🤗 Hugging Face Transformer submillisecond inference 🤯 and deployment on Nvidia Triton server

Yes, you can perfom inference with transformer based model in less than 1ms on the cheapest GPU available on Amazon (T4)!

The commands below have been tested on a AWS G4.dnn with Deep Learning Base AMI (Ubuntu 18.04) Version 44.0. They may require some small adaptations to be run on a another Linux distribution.

You can find explanations on how it works in Hugging Face Transformer inference UNDER 1 millisecond latency

Baseline set by Hugging Face Infinity demo

Hugging Face infinity demo video

AWS virtual machine: g4dn.xlarge (T4 GPU)
model: "philschmid/MiniLM-L6-H384-uncased-sst2" (Hugging Face hub URL)
experience 1 : batch size 1, seq len 16 tokens -> 1.7ms
experience 2 : batch size 1, seq len 128 tokens -> 2.5ms

Install dependencies

Those dependencies have to be installed on the remote machine directly (no container).

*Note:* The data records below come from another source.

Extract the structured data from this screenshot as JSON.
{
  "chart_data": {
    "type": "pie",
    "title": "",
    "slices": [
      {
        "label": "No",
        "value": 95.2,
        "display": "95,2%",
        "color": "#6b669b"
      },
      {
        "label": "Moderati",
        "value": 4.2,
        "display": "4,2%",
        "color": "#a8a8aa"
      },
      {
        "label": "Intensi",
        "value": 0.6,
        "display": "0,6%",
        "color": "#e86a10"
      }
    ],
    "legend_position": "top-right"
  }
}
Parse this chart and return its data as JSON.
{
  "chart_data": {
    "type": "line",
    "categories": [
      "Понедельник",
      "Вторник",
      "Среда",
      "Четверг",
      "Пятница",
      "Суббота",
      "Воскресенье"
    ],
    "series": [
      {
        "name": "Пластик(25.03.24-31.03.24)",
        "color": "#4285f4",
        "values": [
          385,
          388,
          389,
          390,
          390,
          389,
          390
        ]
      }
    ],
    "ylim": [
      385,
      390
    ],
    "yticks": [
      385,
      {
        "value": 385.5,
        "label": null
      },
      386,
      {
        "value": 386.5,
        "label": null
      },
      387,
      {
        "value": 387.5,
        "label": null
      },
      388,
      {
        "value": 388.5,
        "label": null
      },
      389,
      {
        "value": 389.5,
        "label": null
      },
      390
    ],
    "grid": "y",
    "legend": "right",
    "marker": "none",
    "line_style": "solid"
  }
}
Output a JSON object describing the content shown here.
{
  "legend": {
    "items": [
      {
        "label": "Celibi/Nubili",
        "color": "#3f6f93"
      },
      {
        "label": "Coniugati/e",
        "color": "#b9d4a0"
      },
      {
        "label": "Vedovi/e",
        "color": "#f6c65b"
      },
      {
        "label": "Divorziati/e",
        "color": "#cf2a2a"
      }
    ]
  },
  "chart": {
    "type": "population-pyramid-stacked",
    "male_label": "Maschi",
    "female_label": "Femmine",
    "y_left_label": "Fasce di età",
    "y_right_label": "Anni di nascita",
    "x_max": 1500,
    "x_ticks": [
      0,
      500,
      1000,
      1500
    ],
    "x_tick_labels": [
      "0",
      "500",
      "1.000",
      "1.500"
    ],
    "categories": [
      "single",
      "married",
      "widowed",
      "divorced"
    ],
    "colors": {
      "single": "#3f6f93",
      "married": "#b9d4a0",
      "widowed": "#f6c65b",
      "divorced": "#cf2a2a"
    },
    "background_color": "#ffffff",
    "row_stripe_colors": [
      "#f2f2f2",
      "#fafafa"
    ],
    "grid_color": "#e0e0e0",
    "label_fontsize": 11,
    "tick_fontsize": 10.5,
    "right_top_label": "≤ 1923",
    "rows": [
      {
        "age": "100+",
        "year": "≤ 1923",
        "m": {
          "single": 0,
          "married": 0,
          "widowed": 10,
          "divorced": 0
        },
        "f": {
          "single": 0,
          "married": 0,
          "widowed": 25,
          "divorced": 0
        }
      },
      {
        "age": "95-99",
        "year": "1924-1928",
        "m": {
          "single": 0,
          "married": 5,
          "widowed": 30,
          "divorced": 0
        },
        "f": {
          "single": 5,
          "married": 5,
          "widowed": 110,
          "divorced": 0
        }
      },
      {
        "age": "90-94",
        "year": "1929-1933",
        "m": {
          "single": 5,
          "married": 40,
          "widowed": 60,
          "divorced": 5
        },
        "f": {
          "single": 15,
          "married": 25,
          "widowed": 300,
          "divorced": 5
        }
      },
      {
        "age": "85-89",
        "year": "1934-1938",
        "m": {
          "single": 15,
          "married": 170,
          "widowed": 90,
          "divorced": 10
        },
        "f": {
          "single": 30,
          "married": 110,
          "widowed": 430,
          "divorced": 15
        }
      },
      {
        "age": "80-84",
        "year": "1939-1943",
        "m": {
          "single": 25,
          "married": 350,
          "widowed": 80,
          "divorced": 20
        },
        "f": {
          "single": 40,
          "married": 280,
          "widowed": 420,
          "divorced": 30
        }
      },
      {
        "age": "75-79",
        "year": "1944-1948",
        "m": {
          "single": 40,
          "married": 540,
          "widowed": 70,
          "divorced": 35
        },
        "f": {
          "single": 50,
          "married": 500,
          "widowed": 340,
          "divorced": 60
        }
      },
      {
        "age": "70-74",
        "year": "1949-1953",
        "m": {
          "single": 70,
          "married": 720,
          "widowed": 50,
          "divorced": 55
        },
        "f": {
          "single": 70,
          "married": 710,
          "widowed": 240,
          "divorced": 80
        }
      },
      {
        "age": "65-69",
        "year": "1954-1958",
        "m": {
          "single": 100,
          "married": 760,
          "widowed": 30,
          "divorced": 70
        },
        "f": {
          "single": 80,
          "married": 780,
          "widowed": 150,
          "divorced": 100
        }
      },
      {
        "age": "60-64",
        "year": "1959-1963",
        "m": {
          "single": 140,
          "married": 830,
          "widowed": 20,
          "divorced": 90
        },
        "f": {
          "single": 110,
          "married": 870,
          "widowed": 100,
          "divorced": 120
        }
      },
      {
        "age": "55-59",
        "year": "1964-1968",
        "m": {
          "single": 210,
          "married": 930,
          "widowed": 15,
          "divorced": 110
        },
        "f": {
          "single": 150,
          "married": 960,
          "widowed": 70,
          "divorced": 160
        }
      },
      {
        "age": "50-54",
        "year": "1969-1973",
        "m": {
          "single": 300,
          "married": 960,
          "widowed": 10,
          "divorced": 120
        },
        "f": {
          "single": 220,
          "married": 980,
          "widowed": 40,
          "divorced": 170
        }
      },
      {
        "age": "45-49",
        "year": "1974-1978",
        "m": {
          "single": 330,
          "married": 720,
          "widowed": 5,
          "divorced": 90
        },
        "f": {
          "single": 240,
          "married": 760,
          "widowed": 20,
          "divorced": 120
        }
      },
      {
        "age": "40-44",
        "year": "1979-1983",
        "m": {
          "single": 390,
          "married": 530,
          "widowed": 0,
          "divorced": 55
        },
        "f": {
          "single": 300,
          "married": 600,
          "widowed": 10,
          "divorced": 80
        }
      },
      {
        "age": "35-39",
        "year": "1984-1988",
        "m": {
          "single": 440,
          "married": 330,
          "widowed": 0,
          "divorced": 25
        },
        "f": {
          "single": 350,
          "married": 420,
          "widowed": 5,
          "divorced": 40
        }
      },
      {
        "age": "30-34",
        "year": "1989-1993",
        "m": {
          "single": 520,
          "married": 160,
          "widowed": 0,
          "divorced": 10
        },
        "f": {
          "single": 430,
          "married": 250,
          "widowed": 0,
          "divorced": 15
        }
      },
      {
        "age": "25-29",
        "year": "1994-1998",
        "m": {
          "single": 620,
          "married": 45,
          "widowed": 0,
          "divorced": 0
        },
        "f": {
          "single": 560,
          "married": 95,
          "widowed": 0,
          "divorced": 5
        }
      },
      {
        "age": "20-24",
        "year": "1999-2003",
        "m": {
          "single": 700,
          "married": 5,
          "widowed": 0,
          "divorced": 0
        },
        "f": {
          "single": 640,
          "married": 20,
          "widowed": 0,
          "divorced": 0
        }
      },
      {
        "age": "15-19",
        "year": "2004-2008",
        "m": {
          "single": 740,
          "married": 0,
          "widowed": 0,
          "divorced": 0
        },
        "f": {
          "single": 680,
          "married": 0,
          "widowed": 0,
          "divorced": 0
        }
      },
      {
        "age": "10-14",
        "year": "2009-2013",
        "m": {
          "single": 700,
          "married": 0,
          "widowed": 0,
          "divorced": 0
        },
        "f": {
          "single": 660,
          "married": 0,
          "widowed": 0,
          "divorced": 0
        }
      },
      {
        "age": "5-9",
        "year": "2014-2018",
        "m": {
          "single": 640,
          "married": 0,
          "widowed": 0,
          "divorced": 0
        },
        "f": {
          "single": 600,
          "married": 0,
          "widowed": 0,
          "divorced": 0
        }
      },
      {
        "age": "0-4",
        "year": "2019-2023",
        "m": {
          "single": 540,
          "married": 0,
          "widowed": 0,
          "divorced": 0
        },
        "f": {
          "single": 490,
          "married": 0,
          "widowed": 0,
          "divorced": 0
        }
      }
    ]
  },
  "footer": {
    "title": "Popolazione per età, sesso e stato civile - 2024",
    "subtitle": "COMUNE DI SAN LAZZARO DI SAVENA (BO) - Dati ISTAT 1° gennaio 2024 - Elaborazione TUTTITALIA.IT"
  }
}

git clone git@github.com:ELS-RD/triton_transformers.git
pip3 install -r requirements.txt

Generate optimized models

We generate the models from a Docker image so we can also get measures for TensorRT + ONNX Runtime.

cd triton_transformers
DOCKER_BUILDKIT=1 docker build --tag onnxruntime-trt:latest -f Dockerfile .
docker run -it --rm --gpus all -v $PWD:/project onnxruntime-trt bash -c "cd /project && python convert_onnx.py"

⚠️WARNING⚠️: if you run the conversion outside Docker container, you may have very different timings, and TensorRT won't work

It should produce something like that:

10/31/2021 11:35:08 INFO     inference done on Tesla T4
10/31/2021 11:35:08 INFO     timing [[TensorrtExecutionProvider] ./onnx_models/model-shape.onnx]: mean=0.61ms, sd=0.11ms, min=0.52ms, max=0.92ms, median=0.54ms, 95p=0.88ms, 99p=0.90ms
10/31/2021 11:35:08 INFO     timing [[CUDAExecutionProvider] ./onnx_models/model.onnx]: mean=1.10ms, sd=0.10ms, min=1.04ms, max=3.44ms, median=1.07ms, 95p=1.29ms, 99p=1.36ms
10/31/2021 11:35:08 INFO     timing [[CUDAExecutionProvider] ./onnx_models/model-optimized.onnx]: mean=0.63ms, sd=0.05ms, min=0.60ms, max=0.84ms, median=0.61ms, 95p=0.77ms, 99p=0.79ms
10/31/2021 11:35:08 INFO     timing [Pytorch_32]: mean=5.09ms, sd=0.16ms, min=4.88ms, max=6.11ms, median=5.07ms, 95p=5.28ms, 99p=5.35ms
10/31/2021 11:35:08 INFO     timing [Pytorch_FP16]: mean=6.04ms, sd=0.74ms, min=5.77ms, max=28.79ms, median=6.05ms, 95p=6.19ms, 99p=6.29ms

TensorRT and optimized ONNX Runtime provides very similar results on short sequences. In the following steps, we will continue with ONNX Runtime model because the dynamic axis are easier to work with compared to TensorRT.

Docker build will is very slow on a G4, be patient... the docker image is only required for TensorRT support inside ONNX Runtime (and measure a difference, if any, with ONNX Runtime).

FastAPI server

This is our baseline, easy to run, but not very performant.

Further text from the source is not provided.